CANBERRA: The coal furnaces at Alinta Energy’s Port Augusta power station in South Australia’s north will go cold today as it goes offline. The Northern Power Station was disconnected from the network about 9:40am. Less than a year ago, Alinta Energy announced the station — which is the city’s bigger employer — would close after the company struggled to compete with government-backed renewable energy.
The company closed its coal mine at Leigh Creek, which fuelled its Playford A power station late last year, but trainloads of coal have been making the journey to the power station several times a week until only recently.
The mine had employed more than 250 people. Alinta chief executive Jeff Dimery said the closure was sad for workers but inevitable. “The reality is, the technology we are using here is old, the cost structures are high and there’s no longer a place for us in the market,” Mr Dimery said.
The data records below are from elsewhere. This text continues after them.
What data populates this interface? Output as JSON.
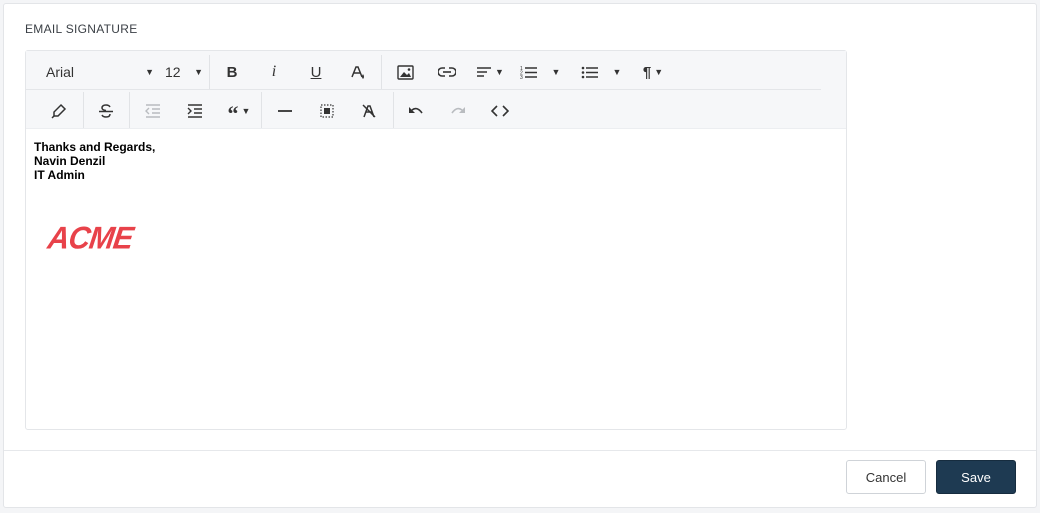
{
  "section": {
    "title": "EMAIL SIGNATURE"
  },
  "toolbar": {
    "font_family": "Arial",
    "font_size": "12",
    "icons": [
      "bold-icon",
      "italic-icon",
      "underline-icon",
      "font-color-icon",
      "image-icon",
      "link-icon",
      "align-icon",
      "ordered-list-icon",
      "unordered-list-icon",
      "paragraph-icon",
      "highlight-icon",
      "strikethrough-icon",
      "outdent-icon",
      "indent-icon",
      "quote-icon",
      "horizontal-rule-icon",
      "select-all-icon",
      "clear-format-icon",
      "undo-icon",
      "redo-icon",
      "code-view-icon"
    ]
  },
  "content": {
    "lines": [
      "Thanks and Regards,",
      "Navin Denzil",
      "IT Admin"
    ],
    "logo_text": "ACME",
    "logo_color": "#e8424a"
  },
  "actions": {
    "cancel_label": "Cancel",
    "save_label": "Save",
    "save_color": "#1e3a52"
  }
}
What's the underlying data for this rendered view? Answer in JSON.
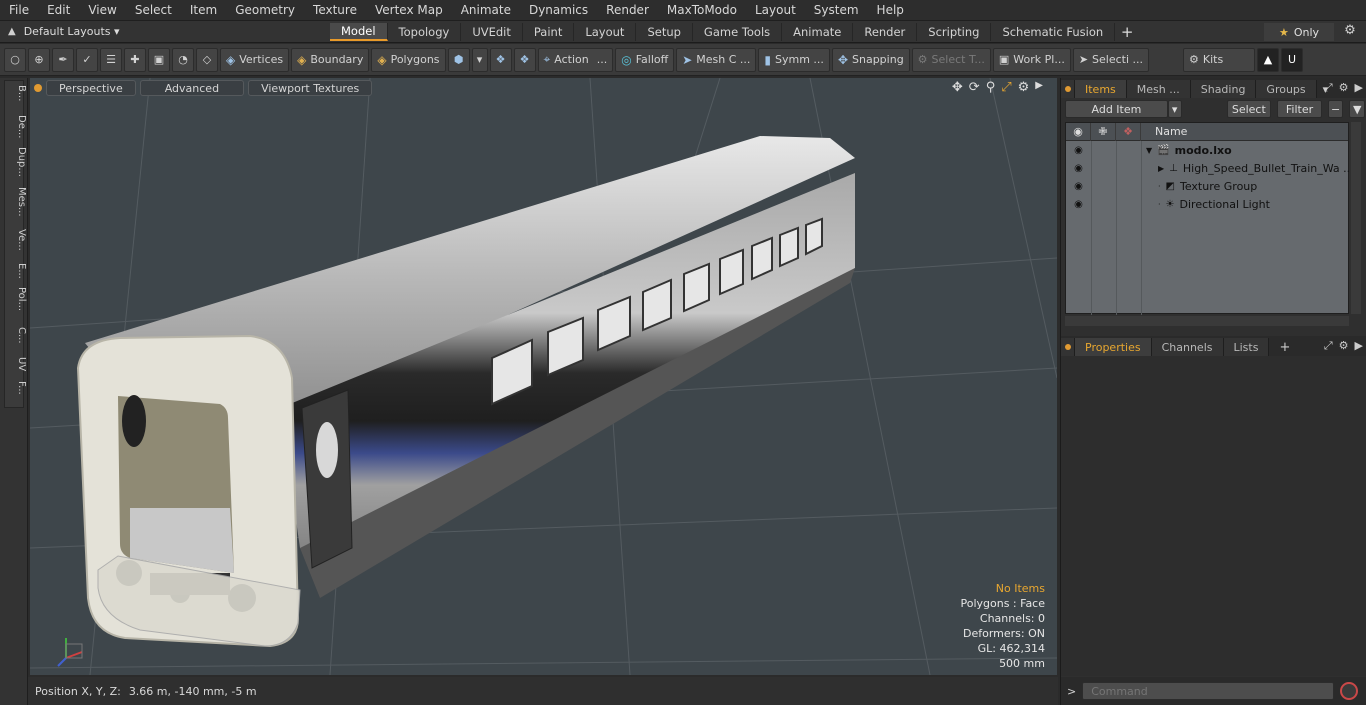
{
  "menu": [
    "File",
    "Edit",
    "View",
    "Select",
    "Item",
    "Geometry",
    "Texture",
    "Vertex Map",
    "Animate",
    "Dynamics",
    "Render",
    "MaxToModo",
    "Layout",
    "System",
    "Help"
  ],
  "layout_bar": {
    "default_layouts": "Default Layouts",
    "tabs": [
      "Model",
      "Topology",
      "UVEdit",
      "Paint",
      "Layout",
      "Setup",
      "Game Tools",
      "Animate",
      "Render",
      "Scripting",
      "Schematic Fusion"
    ],
    "active_tab": "Model",
    "plus": "+",
    "only_label": "Only"
  },
  "toolbar": {
    "vertices": "Vertices",
    "boundary": "Boundary",
    "polygons": "Polygons",
    "action": "Action",
    "falloff": "Falloff",
    "mesh": "Mesh C ...",
    "symmetry": "Symm ...",
    "snapping": "Snapping",
    "select_t": "Select T...",
    "work_plane": "Work Pl...",
    "selection": "Selecti ...",
    "kits": "Kits"
  },
  "left_tabs": [
    "B...",
    "De...",
    "Dup...",
    "Mes...",
    "Ve...",
    "E...",
    "Pol...",
    "C...",
    "UV",
    "F..."
  ],
  "viewport": {
    "perspective": "Perspective",
    "advanced": "Advanced",
    "viewport_textures": "Viewport Textures",
    "info": {
      "no_items": "No Items",
      "polygons": "Polygons : Face",
      "channels": "Channels: 0",
      "deformers": "Deformers: ON",
      "gl": "GL: 462,314",
      "scale": "500 mm"
    },
    "colors": {
      "background": "#3e464b",
      "warning": "#e8a730"
    }
  },
  "status": {
    "label": "Position X, Y, Z:",
    "value": "3.66 m, -140 mm, -5 m"
  },
  "items_panel": {
    "tabs": [
      "Items",
      "Mesh ...",
      "Shading",
      "Groups"
    ],
    "active_tab": "Items",
    "add_item": "Add Item",
    "select": "Select",
    "filter": "Filter",
    "name_header": "Name",
    "rows": [
      {
        "name": "modo.lxo",
        "icon": "scene-icon",
        "bold": true
      },
      {
        "name": "High_Speed_Bullet_Train_Wa ...",
        "icon": "mesh-locator-icon",
        "bold": false
      },
      {
        "name": "Texture Group",
        "icon": "texture-group-icon",
        "bold": false
      },
      {
        "name": "Directional Light",
        "icon": "light-icon",
        "bold": false
      }
    ]
  },
  "properties_panel": {
    "tabs": [
      "Properties",
      "Channels",
      "Lists"
    ],
    "active_tab": "Properties",
    "plus": "+"
  },
  "command": {
    "prompt": ">",
    "placeholder": "Command"
  }
}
“It was inevitable. It is inevitable that more coal-fired power stations will close into the future.” He said some families had three generations who worked in energy production at the site, which started with the State Electricity Company. Port Augusta’s mayor Sam Johnson said the power station helped diversify the city’s economy when it was a rail hub in the 1940s and 50s. “It gave a significant economic injection into Port Augusta both then and over its 62-year history,” he said. “[It’s] a bit of a mixed feeling in Port Augusta at the moment and we’ve all known this now for the last 11 months that it is coming to an end. “It will have a big impact on Port August, big impact on the region and a big impact on the state.”